“Rejection is Protection and Redirection”
Goodness I wish we knew this earlier! Honestly, we could could save ourselves SO much pain, heartache, anxiety and sleepless nights not agonizing over why we were “rejected.” How many times in your life have you been rejected only to wallow in self pity, go into a tailspin of depression and sulk into the comfort of your toxic coping mechanism? Yep…OVER HERE!!!! 🙋♀️ DING! DING! DING! It’s devastating to say the least to feel any sort of rejection and when we are unaware that many times, we get those rejections as a way to protect us from ‘something’ we may be completely oblivious to in the moment, it makes no sense and we are upset and hurt.
However, it is time to reveal the big truth of the Universe that rejection IS protection AND redirection.
What gets in the way many times is our egos, our wounds, our goals and dreams. We believe we know what’s best for us. We are truly the ones who know what we want. And let’s get real here, we know what we want, when we want it and how we want it. Period. And when these things we want fall apart, never come to fruition or sadly break our hearts we get totally blindsided and fall to pieces or become angry why we were rejected. It makes sense and I’m not denying that it hurts in any way but what I can say is that when I have not got the message from this rejection, it caused me further upset, hurt and anger and far, far more stress to continue pursuing it rather than just surrendering and reassessing what is best, what I’m being called to do and where I’m being lead to go.

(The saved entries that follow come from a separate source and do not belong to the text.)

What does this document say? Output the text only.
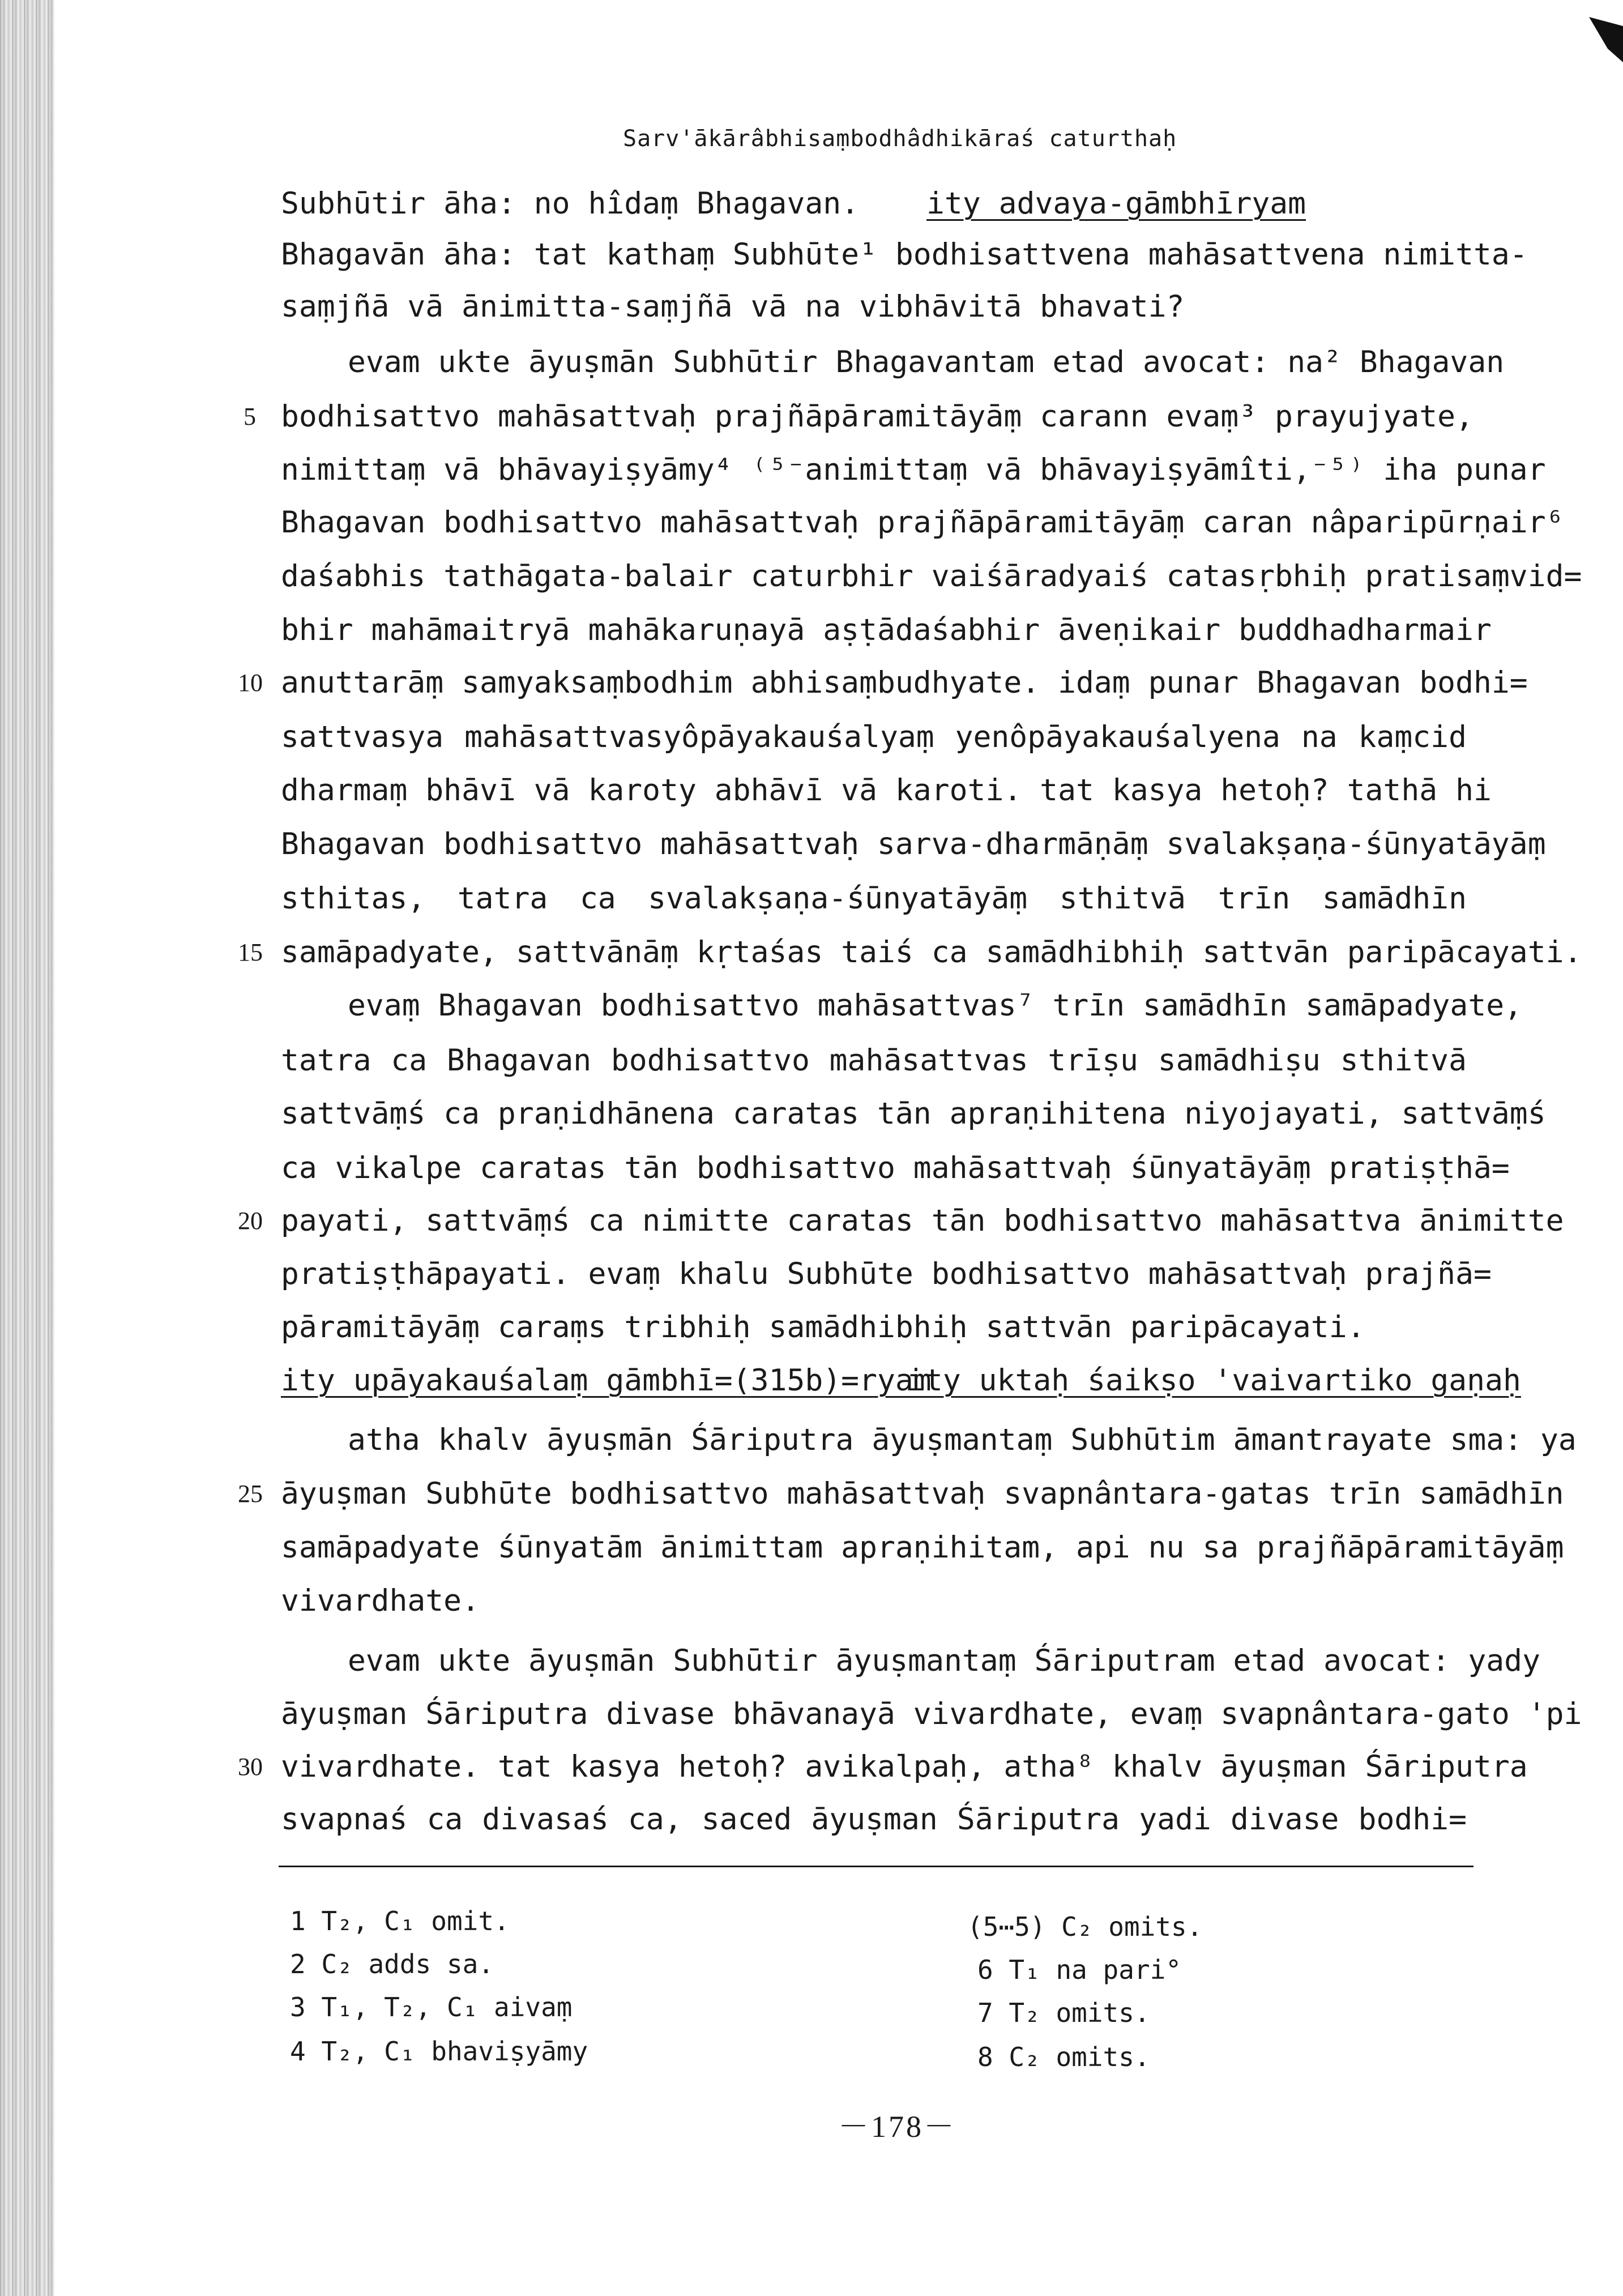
Sarv'ākārâbhisaṃbodhâdhikāraś caturthaḥ
Subhūtir āha: no hîdaṃ Bhagavan. ity advaya-gāmbhīryam
Bhagavān āha: tat kathaṃ Subhūte¹ bodhisattvena mahāsattvena nimitta-
saṃjñā vā ānimitta-saṃjñā vā na vibhāvitā bhavati?
evam ukte āyuṣmān Subhūtir Bhagavantam etad avocat: na² Bhagavan
bodhisattvo mahāsattvaḥ prajñāpāramitāyāṃ carann evaṃ³ prayujyate,
nimittaṃ vā bhāvayiṣyāmy⁴ ⁽⁵⁻animittaṃ vā bhāvayiṣyāmîti,⁻⁵⁾ iha punar
Bhagavan bodhisattvo mahāsattvaḥ prajñāpāramitāyāṃ caran nâparipūrṇair⁶
daśabhis tathāgata-balair caturbhir vaiśāradyaiś catasṛbhiḥ pratisaṃvid=
bhir mahāmaitryā mahākaruṇayā aṣṭādaśabhir āveṇikair buddhadharmair
anuttarāṃ samyaksaṃbodhim abhisaṃbudhyate. idaṃ punar Bhagavan bodhi=
sattvasya mahāsattvasyôpāyakauśalyaṃ yenôpāyakauśalyena na kaṃcid
dharmaṃ bhāvī vā karoty abhāvī vā karoti. tat kasya hetoḥ? tathā hi
Bhagavan bodhisattvo mahāsattvaḥ sarva-dharmāṇāṃ svalakṣaṇa-śūnyatāyāṃ
sthitas, tatra ca svalakṣaṇa-śūnyatāyāṃ sthitvā trīn samādhīn
samāpadyate, sattvānāṃ kṛtaśas taiś ca samādhibhiḥ sattvān paripācayati.
evaṃ Bhagavan bodhisattvo mahāsattvas⁷ trīn samādhīn samāpadyate,
tatra ca Bhagavan bodhisattvo mahāsattvas trīṣu samādhiṣu sthitvā
sattvāṃś ca praṇidhānena caratas tān apraṇihitena niyojayati, sattvāṃś
ca vikalpe caratas tān bodhisattvo mahāsattvaḥ śūnyatāyāṃ pratiṣṭhā=
payati, sattvāṃś ca nimitte caratas tān bodhisattvo mahāsattva ānimitte
pratiṣṭhāpayati. evaṃ khalu Subhūte bodhisattvo mahāsattvaḥ prajñā=
pāramitāyāṃ caraṃs tribhiḥ samādhibhiḥ sattvān paripācayati.
ity upāyakauśalaṃ gāmbhī=(315b)=ryam
ity uktaḥ śaikṣo 'vaivartiko gaṇaḥ
atha khalv āyuṣmān Śāriputra āyuṣmantaṃ Subhūtim āmantrayate sma: ya
āyuṣman Subhūte bodhisattvo mahāsattvaḥ svapnântara-gatas trīn samādhīn
samāpadyate śūnyatām ānimittam apraṇihitam, api nu sa prajñāpāramitāyāṃ
vivardhate.
evam ukte āyuṣmān Subhūtir āyuṣmantaṃ Śāriputram etad avocat: yady
āyuṣman Śāriputra divase bhāvanayā vivardhate, evaṃ svapnântara-gato 'pi
vivardhate. tat kasya hetoḥ? avikalpaḥ, atha⁸ khalv āyuṣman Śāriputra
svapnaś ca divasaś ca, saced āyuṣman Śāriputra yadi divase bodhi=
5
10
15
20
25
30
1 T₂, C₁ omit.
2 C₂ adds sa.
3 T₁, T₂, C₁ aivaṃ
4 T₂, C₁ bhaviṣyāmy
(5⋯5) C₂ omits.
6 T₁ na pari°
7 T₂ omits.
8 C₂ omits.
－178－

I will be the first to admit that I am stubborn. I want things my way and when they don’t go my way I try even harder. Ugh! It pains me to admit this to you but I’m on a quest for radical honesty here and this has been a downfall for me in my life. It’s almost like when you have those moments of desiring something but then once you can have it, or be with a person or achieve that goal or intention, something just feels…off! You may not be able to explain it but you just know, it ain’t for you. Well, I’ve been the dumb one who has boldly said I want something or someone at points in my life and because I made an ‘agreement’ with myself, I stuck to it. Even when my intuition was telling me to, “Run Like Hell!” No way! I’m sticking to this! I’ll show my intuition who’s boss. And holy hell I wish I listened the first time. And when I go crawling back to my intuition as it sits upon their throne, one leg draped over the side of the chair as they file their nails, an eyebrow raises to look at me as I sheepishly come to it asking for help. “Oh, so NOW you want me.” I smile in a pleading way shrugging my shoulders. “I’ve seriously fucked this up far worse than I ever expected. Why didn’t I listen in the first place?”
Because I didn’t know the real secret and my ego and pride got in the way. Not to mention those deep core wounds that lovingly still peer their head up showing me that it’s them running the show and not my higher self that’s wise and strong, is tapped into the blueprints of life and can easily guide me to do what’s the least harmful yet allow me to learn lessons and elevate. Yeah, those buggers took the wheel. It’s a process to recognize this and take note when you feel compelled to act of out fear rather than from alignment.
What we begin to see after sometime is the gift of it all. How rejection was protection and a guide to redirection. There’s only so long you can fight for something that wasn’t meant for you. You can try to hang on, cling and continue pushing but there will be a breaking point when it all falls apart and you must give in to the loss. Sometimes this could be failing a class, a house sale falling through, a break-up with someone you thought you’d be with forever or that job you didn’t get that you thought was “perfect” for you. There’s always a reason why these things happen and later on you tend to find out why. Usually it’s because something so much better was waiting for you. Not just better but far grander in the master plan of your life.
It was the process of trust and surrender that ultimately brings you to the understanding that what is meant for you will never pass you by.